Mais alors si toutes les autorisations administratives sont données, si tout le monde (pêcheurs, ONG, élus et financiers…) est d’accord, qu’est-ce qui bloque et qui fait qu’un an après l’obtention des autorisations, aucune éolienne n’est encore en mer et ne le sera sans doute pas en 2009 ?

LES RAISONS DU BLOCAGE
La réponse de Philippe Gouverneur est sans ambiguïté : « La raison : c’est le phénomène du NIMBY (Not In My Back Yard) aujourd’hui aussi actif dans l’éolien offshore qu’il l’a été dans l’éolien onshore. Dans le cas précis de Veulettes-sur-mer, ce sont plusieurs recours en justice déposés par des particuliers qui bloquent actuellement l’ensemble du projet. Il y a d’abord un recours déposé par une association de propriétaires parisiens de résidences secondaires dans la région qui ne veulent pas voir leur horizon « barré » par des éoliennes (bien que ce ne soit absolument pas le cas), et qui ont, de ce fait, déposé un recours contre la demande de concession maritime (le permis de construire) ».
Pause… Voilà qui me rappelle étrangement, voire même mot à mot la polémique autour du recours de feu le sénateur Ted Kennedy concernant le projet de ferme éolienne de Nantucket (cf. nos archives); toute la persuasion du candidat Obama avait du être alors mobilisée pour faire fléchir le sénateur vieillissant juste avant qu’il ne décède ! La presse avait relié. Nous sommes ici à Veulettes dans un cas très similaire de notables qui ne veulent pas de fermes éoliennes (même invisibles) au large de leur petit paradis égoïste. Le candidat Obama avait fait appel au civisme du Sénateur Ted Kennedy face à la situation d’urgence énergétique actuelle des états de la planète, à son sens des responsabilités… Mais c’est bien connu, Veulettes n’est ni Nantucket ni Cap Cod, et de toute façon ici, le recours a déjà été déposé contre le projet. Et ce n’est pas le seul, Philippe Gouverneur poursuit : « Il y a aussi le recours d’un avocat qui ne voulant pas que le câble électrique souterrain qui reliera Veulettes à Fécamp passe sous la voie publique en face de chez lui, arguant du voisinage de champs électromagnétiques, s’oppose à l’ensemble du projet. Au total, cela fait 5 recours provenant de deux sources. Et donc sur la simple suspicion que les autorisations administratives sont susceptibles d’être remises en causes, le financement bancaire du projet a été suspendu ».
Quand je pose à Philippe Gouverneur la question de savoir comment lui, les membres de son équipe et les nombreuses personnes qui ont porté ce premier projet depuis 7 années réagissent à ces blocages ultimes, il précise : « Le fait que ce projet soit le premier projet français en mer l’a rendu emblématique à tout point de vue. Il a permis de prendre connaissance de l’incomplétude de notre législation en la matière mais il a aussi concentré toutes les passions ».
Cela signifie-t-il que le projet est stoppé ? Philippe Gouverneur répond : « Le tribunal administratif devrait statuer en 2010… mais aujourd’hui la mode est d’aller en cassation. L’opposition àl’éolien est aujourd’hui un lobby puissant… Mais la résolution de ces événements est quelquefois suspendue à des motivations inattendues. Ainsi par exemple dans l’affaire des éoliennes onshore de Fécamp, un seul couple a réussi à s’opposer pendant 10 ans à l’installation des éoliennes et puis il a suffi que ce couple qui portait le recours, divorce et soit préoccupé par sa propre procédure pour que l’affaire se résolve et il y a bel et bien des éoliennes à Fécamp. »

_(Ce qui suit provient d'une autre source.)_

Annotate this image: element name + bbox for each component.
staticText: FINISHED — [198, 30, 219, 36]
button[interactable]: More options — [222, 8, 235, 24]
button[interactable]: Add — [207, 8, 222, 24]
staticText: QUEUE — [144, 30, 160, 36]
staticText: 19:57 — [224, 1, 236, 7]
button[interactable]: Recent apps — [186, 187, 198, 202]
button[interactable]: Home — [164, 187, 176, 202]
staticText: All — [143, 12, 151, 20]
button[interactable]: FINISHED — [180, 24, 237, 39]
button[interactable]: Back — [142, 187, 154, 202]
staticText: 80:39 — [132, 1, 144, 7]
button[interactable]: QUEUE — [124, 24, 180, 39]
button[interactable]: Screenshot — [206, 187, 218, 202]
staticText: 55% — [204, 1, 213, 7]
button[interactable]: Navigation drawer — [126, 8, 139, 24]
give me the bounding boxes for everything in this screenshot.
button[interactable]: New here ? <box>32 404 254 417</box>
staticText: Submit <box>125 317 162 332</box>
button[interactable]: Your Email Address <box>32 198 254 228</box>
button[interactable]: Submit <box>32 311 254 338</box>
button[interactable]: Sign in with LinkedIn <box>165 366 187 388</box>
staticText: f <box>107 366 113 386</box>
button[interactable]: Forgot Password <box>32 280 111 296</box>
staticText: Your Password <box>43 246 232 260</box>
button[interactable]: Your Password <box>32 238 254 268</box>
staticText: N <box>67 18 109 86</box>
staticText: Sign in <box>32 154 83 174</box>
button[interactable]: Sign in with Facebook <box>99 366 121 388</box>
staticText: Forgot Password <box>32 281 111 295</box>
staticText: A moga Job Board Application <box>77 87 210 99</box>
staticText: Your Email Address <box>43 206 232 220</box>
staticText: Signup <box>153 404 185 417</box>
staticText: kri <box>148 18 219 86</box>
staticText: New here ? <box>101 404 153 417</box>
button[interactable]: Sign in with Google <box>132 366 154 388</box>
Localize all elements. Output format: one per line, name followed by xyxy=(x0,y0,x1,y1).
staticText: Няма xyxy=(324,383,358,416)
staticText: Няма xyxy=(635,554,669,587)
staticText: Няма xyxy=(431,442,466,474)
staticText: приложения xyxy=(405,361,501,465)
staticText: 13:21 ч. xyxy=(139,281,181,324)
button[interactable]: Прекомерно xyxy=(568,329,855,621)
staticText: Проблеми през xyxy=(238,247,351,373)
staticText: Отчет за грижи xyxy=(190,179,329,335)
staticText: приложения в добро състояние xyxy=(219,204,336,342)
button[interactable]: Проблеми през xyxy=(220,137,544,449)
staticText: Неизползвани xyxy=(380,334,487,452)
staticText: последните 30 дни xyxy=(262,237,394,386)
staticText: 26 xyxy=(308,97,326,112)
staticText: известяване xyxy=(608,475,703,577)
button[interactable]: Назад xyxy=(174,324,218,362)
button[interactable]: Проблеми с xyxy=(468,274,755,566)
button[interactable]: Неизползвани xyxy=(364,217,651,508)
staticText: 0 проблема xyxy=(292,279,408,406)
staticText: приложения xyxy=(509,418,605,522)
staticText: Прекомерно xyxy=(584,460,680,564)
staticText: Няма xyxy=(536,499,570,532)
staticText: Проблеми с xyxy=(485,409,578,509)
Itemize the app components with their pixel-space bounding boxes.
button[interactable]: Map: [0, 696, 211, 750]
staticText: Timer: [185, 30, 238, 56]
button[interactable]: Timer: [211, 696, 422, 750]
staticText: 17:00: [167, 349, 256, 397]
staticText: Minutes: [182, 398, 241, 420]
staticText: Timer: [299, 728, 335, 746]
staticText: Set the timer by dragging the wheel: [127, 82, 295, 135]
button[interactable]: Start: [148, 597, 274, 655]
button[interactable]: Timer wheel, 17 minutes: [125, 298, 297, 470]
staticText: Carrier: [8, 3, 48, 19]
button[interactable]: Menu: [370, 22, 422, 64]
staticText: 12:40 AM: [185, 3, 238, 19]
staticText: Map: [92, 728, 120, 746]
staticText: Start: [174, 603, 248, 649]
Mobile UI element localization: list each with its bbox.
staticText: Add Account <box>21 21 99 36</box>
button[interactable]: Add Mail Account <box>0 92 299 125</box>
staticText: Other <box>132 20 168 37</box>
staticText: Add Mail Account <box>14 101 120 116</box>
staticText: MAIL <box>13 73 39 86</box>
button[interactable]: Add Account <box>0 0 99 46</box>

Mais au fait, 105 MW c’est tout à fait modeste rapproché des chiffres annoncés dans les projets français. Si on rencontre de telles difficultés avec 105 petits MW (si je peux dire), qu’est ce que ce sera avec 500 ? Sans parler de 1000 ? Voire des 6000 MW prévus pour 2020 par l’État. Mais ne soyons pas pessimistes. Ce pays, bien que vieillissant, n’est tout de même pas constitué que de notables à la retraite ! Je veux le croire en tout cas….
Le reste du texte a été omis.